Indonesia: From Vigilantism to Terrorism in Cirebon, the latest briefing from the International Crisis Group, examines the radicalisation of a group from Cirebon, West Java that was behind the 2011 suicide bombings of a mosque and a church. It argues that ideological and tactical lines within the radical community are blurring, making it harder to distinguish “terrorists” from hardline activists and religious vigilantes.
“The Cirebon men moved from using sticks and stones in the name of upholding morality and curbing ‘deviance’ to using bombs and guns, and this may become the common pattern”, says Sidney Jones, Crisis Group Senior Adviser.
Poorly educated and underemployed, the Cirebon men represent a generational shift from the jihadists trained abroad or those who fought a decade ago in two major communal conflicts in Ambon and Poso. They were radicalised through attending public lectures by radical clerics; most had taken part as well in attacks on stores selling liquor and anti-Ahmadiyah activities. They had been members of Jemaah Ansharut Tauhid (JAT), an extremist organisation founded by well-known cleric Abu Bakar Ba’asyir in 2008, but then left to form their even more militant group.
The two suicide bombers, Mohamed Syarif, who blew himself up at a Cirebon mosque on 15 April 2011, and Ahmed Yosefa Hayat, who died in an attack on a church in Solo, Central Java on 25 September, taught themselves bomb-making from the Internet and worked on their own. The others preferred targeted assassinations to suicide attacks and learned bomb-making from friends in a Solo-based group of vigilantes-turned-bombers.
The briefing notes that the merging of vigilantes and jihadists has been facilitated by the proliferation of Islamist civil society organisations and the popularity of public taklim (religious lectures), as forums for spreading radical views.
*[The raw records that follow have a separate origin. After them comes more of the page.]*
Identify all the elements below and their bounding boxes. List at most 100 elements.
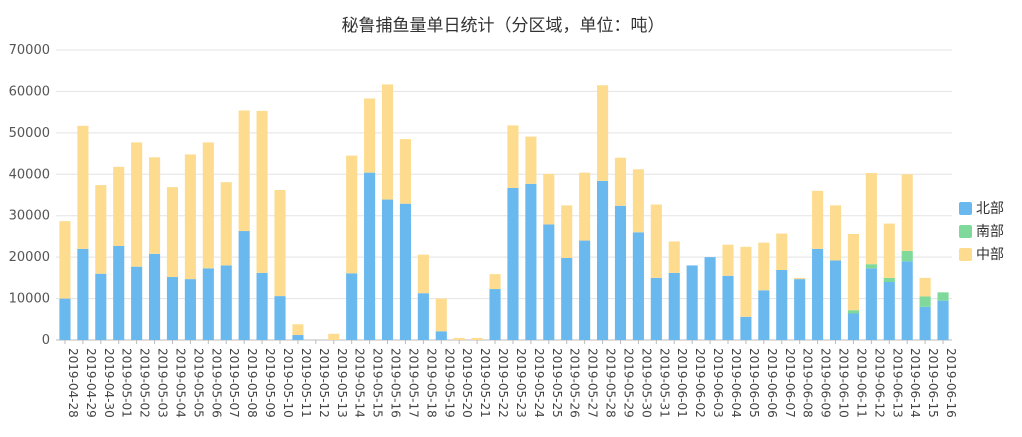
bar-central	[59, 221, 71, 299]
bar-central	[328, 333, 340, 340]
bar-central	[417, 254, 429, 294]
x-tick-label: 2019-05-14	[353, 348, 367, 418]
bar-south	[937, 292, 949, 301]
x-tick-label: 2019-05-12	[317, 348, 331, 418]
x-tick-label: 2019-06-11	[854, 348, 868, 418]
bar-north	[95, 273, 107, 340]
x-tick-label: 2019-05-30	[639, 348, 653, 418]
x-tick-label: 2019-05-03	[156, 348, 170, 418]
bar-central	[740, 246, 752, 317]
x-tick-label: 2019-06-13	[890, 348, 904, 418]
bar-central	[220, 182, 232, 266]
bar-north	[722, 275, 734, 340]
x-tick-label: 2019-04-28	[66, 348, 80, 418]
x-tick-label: 2019-05-09	[263, 348, 277, 418]
bar-central	[256, 110, 268, 273]
bar-south	[901, 250, 913, 262]
bar-central	[435, 298, 447, 332]
x-tick-label: 2019-05-25	[550, 348, 564, 418]
bar-north	[364, 172, 376, 340]
x-tick-label: 2019-05-21	[478, 348, 492, 418]
bar-central	[650, 204, 662, 278]
x-tick-label: 2019-05-08	[245, 348, 259, 418]
bar-north	[561, 257, 573, 340]
bar-central	[668, 241, 680, 273]
y-tick-label: 50000	[9, 126, 50, 141]
bar-central	[722, 244, 734, 276]
bar-north	[812, 248, 824, 340]
bar-north	[256, 272, 268, 340]
x-tick-label: 2019-06-06	[765, 348, 779, 418]
bar-central	[274, 190, 286, 297]
x-tick-label: 2019-06-08	[801, 348, 815, 418]
bar-central	[113, 166, 125, 246]
x-tick-label: 2019-06-05	[747, 348, 761, 418]
bar-central	[865, 173, 877, 265]
x-tick-label: 2019-05-31	[657, 348, 671, 418]
legend-label: 中部	[976, 247, 1004, 263]
legend-item-south[interactable]: 南部	[959, 224, 1004, 240]
bar-central	[597, 85, 609, 181]
bar-north	[579, 240, 591, 340]
bar-central	[238, 110, 250, 232]
x-tick-label: 2019-05-27	[586, 348, 600, 418]
legend-item-central[interactable]: 中部	[959, 247, 1004, 263]
bar-central	[632, 169, 644, 233]
bar-north	[937, 300, 949, 340]
legend-item-north[interactable]: 北部	[959, 201, 1004, 217]
bar-central	[77, 125, 89, 249]
x-tick-label: 2019-05-11	[299, 348, 313, 418]
bar-north	[507, 187, 519, 340]
bar-central	[381, 84, 394, 200]
bar-central	[776, 233, 788, 270]
bar-central	[883, 223, 895, 278]
y-tick-label: 60000	[9, 84, 50, 99]
bar-central	[847, 233, 859, 311]
x-tick-label: 2019-06-14	[908, 348, 922, 418]
x-tick-label: 2019-05-26	[568, 348, 582, 418]
bar-north	[238, 231, 250, 340]
bar-north	[901, 261, 913, 340]
x-tick-label: 2019-05-07	[227, 348, 241, 418]
bar-north	[274, 296, 286, 340]
x-tick-label: 2019-04-29	[84, 348, 98, 418]
x-tick-label: 2019-04-30	[102, 348, 116, 418]
bar-central	[794, 277, 806, 280]
x-tick-label: 2019-05-19	[442, 348, 456, 418]
bar-north	[435, 331, 447, 340]
x-tick-label: 2019-05-24	[532, 348, 546, 418]
bar-north	[381, 199, 394, 340]
bar-north	[704, 257, 716, 340]
bar-north	[113, 245, 125, 340]
legend-label: 北部	[976, 201, 1004, 217]
bar-north	[525, 183, 537, 340]
bar-north	[794, 279, 806, 340]
bar-central	[95, 185, 107, 274]
bar-north	[149, 253, 161, 340]
y-tick-label: 20000	[9, 250, 50, 265]
y-tick-label: 30000	[9, 209, 50, 224]
x-tick-label: 2019-06-07	[783, 348, 797, 418]
bar-south	[865, 264, 877, 269]
legend-swatch	[959, 248, 972, 261]
bar-north	[346, 273, 358, 340]
y-tick-label: 10000	[9, 292, 50, 307]
bar-north	[166, 277, 179, 340]
x-tick-label: 2019-06-15	[926, 348, 940, 418]
bar-central	[131, 142, 143, 267]
bar-north	[829, 260, 842, 340]
x-tick-label: 2019-05-01	[120, 348, 134, 418]
bar-central	[166, 187, 179, 278]
bar-north	[292, 335, 304, 340]
x-tick-label: 2019-05-28	[604, 348, 618, 418]
bar-central	[346, 155, 358, 274]
x-tick-label: 2019-06-02	[693, 348, 707, 418]
bar-north	[77, 248, 89, 340]
bar-central	[579, 172, 591, 241]
bar-north	[220, 265, 232, 340]
bar-central	[184, 154, 196, 280]
bar-central	[292, 324, 304, 336]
The government needs a strategy, consistent with democratic values, to counter clerics who use no violence themselves but preach that it is permissible to shed the blood of infidels (kafir) or tyrants (thaghut), frequently meaning Indonesian officials and, especially, the police. The problem is that there is no agreement within the country’s political elite on the nature of the threat.
If the radicalisation of groups like the Cirebon men is to be halted, the government needs to build a national consensus on what constitutes extremism; directly confront hate speech; and promote zero tolerance of religiously-inspired crimes, however minor, including in the course of anti-vice campaigns.
“Expressions of shock and horror every time there is an incident of religiously-motivated violence as in Cirebon or Solo are not a substitute for prevention”, says Jim Della-Giacoma, Crisis Group’s South East Asia Project Director.